The two individuals highlighted in red above are the bridges by which information travels between the two most important clusters in this social network. There are several individuals who have more extensive connections than these two within the network (we can tell from the size of their circles) but their position at the cross-roads of the flow of information means they are likely more important than anyone realises. Like Edmund Halley, their diverse relationships mean that they are interested in new and different ways of thinking. When planning how to engage with this network, we would emphasise:
- Their importance is likely only apparent through social network analysis, they are therefore hidden opinion leaders;
- They are probably early adopters, who are open to new ideas and thinking;
- And because they are open to new information, when providing feedback they are likely to supply information about the latest ideas.
n the network above, there is one cluster of individuals, on the right, that appears to dominate the whole disease area. Because the individuals within this cluster are highly interconnected, we can conclude that they are heavily influenced by the thinking of their peers, probably to a far greater extent than the individuals outside the cluster. Often the most well-connected individual within the cluster, the central hub, is the bridge by which new ideas and information flows into the cluster, but that isn’t the case here. In the same way that Halley was on the edge of the clique of London scientists, part of the group are also looking outwards. In the network above the two individuals highlighted in red are on the edge of the cluster, but also the means by which new information is introduced. When seeking to engage with this cluster, it is worth knowing that these two individuals are likely to be the most open to new ways of thinking.

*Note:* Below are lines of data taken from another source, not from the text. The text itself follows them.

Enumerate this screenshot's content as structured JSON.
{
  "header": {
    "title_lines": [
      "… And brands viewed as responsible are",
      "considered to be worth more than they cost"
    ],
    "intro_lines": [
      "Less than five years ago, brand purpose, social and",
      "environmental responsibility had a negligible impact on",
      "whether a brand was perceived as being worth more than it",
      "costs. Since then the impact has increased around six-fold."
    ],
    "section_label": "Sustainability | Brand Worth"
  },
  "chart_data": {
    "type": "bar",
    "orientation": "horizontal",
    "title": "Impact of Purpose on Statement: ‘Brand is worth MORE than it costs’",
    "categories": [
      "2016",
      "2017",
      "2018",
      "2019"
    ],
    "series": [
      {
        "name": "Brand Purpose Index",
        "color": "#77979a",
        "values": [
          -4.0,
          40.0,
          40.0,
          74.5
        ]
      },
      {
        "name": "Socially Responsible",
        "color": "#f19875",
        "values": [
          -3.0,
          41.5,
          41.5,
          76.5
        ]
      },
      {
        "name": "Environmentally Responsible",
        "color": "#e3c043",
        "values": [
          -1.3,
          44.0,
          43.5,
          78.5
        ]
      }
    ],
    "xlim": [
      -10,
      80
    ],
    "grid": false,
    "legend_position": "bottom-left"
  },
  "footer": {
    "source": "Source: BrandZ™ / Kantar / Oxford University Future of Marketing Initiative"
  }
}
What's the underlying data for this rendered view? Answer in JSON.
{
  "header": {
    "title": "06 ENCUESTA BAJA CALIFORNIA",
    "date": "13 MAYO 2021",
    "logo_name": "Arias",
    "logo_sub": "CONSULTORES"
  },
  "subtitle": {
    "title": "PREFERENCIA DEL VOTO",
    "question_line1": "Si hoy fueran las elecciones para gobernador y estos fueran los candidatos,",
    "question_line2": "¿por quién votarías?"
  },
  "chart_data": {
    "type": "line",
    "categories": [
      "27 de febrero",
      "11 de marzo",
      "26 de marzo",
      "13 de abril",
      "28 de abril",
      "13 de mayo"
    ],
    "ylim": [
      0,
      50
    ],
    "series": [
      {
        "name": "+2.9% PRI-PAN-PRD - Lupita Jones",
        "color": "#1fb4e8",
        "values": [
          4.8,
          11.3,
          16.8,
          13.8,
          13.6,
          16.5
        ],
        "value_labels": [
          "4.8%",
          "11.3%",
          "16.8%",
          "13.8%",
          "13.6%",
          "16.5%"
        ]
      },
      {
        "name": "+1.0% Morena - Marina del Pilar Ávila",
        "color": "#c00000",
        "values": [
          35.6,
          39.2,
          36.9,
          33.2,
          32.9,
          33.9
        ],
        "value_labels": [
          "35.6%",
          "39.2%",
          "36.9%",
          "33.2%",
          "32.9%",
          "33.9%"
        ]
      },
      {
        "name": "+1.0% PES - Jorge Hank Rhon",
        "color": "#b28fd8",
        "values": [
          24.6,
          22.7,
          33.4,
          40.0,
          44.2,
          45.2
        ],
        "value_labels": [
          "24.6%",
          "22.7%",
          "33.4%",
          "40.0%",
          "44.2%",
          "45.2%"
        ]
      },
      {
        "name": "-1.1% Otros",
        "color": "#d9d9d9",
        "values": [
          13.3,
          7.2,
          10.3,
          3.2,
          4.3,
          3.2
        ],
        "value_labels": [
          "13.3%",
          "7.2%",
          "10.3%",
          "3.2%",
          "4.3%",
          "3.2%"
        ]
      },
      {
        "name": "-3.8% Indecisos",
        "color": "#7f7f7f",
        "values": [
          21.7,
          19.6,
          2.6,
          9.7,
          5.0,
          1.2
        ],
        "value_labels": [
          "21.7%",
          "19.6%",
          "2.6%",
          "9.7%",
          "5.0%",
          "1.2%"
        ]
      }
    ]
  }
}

Structural holes in a network
A social network is the means by which the development and diffusion of new ideas takes place. Some networks are more conducive to the diffusion of innovation than others. A few months ago we conducted an opinion leader identification project for a client. One doctor was a clear opinion leader: he had published many influential and well-respected articles, was a member of a national society’s advisory board and, when we interviewed his peers, was always mentioned as someone whose opinion they respected. However, when we conducted social network analysis of the disease area, we could see that this opinion leader (lone red dot on the left of the map) was socially isolated from the rest of the community, in particular from the cluster in red on the right. Like Newton he had authority, but he didn’t exercise that authority through personal interaction, which is why his centrality score is low and his circle small. We therefore recommended to our client that they ‘fix’ the social network by providing a connection between the lone opinion leader and the dominant cluster. This would make the social network more conducive to the development and spread of ideas. This may seem a small thing, but if Halley had not fixed his social network by establishing a relationship with Newton, we may never have heard of Isaac Newton at all.
This is a flavour of how social network analysis can be of benefit when identifying and working with opinion leaders. Far from being some dry scientific theory, analysis of importance of social networks can bring you closer to the opinion leaders you engage with.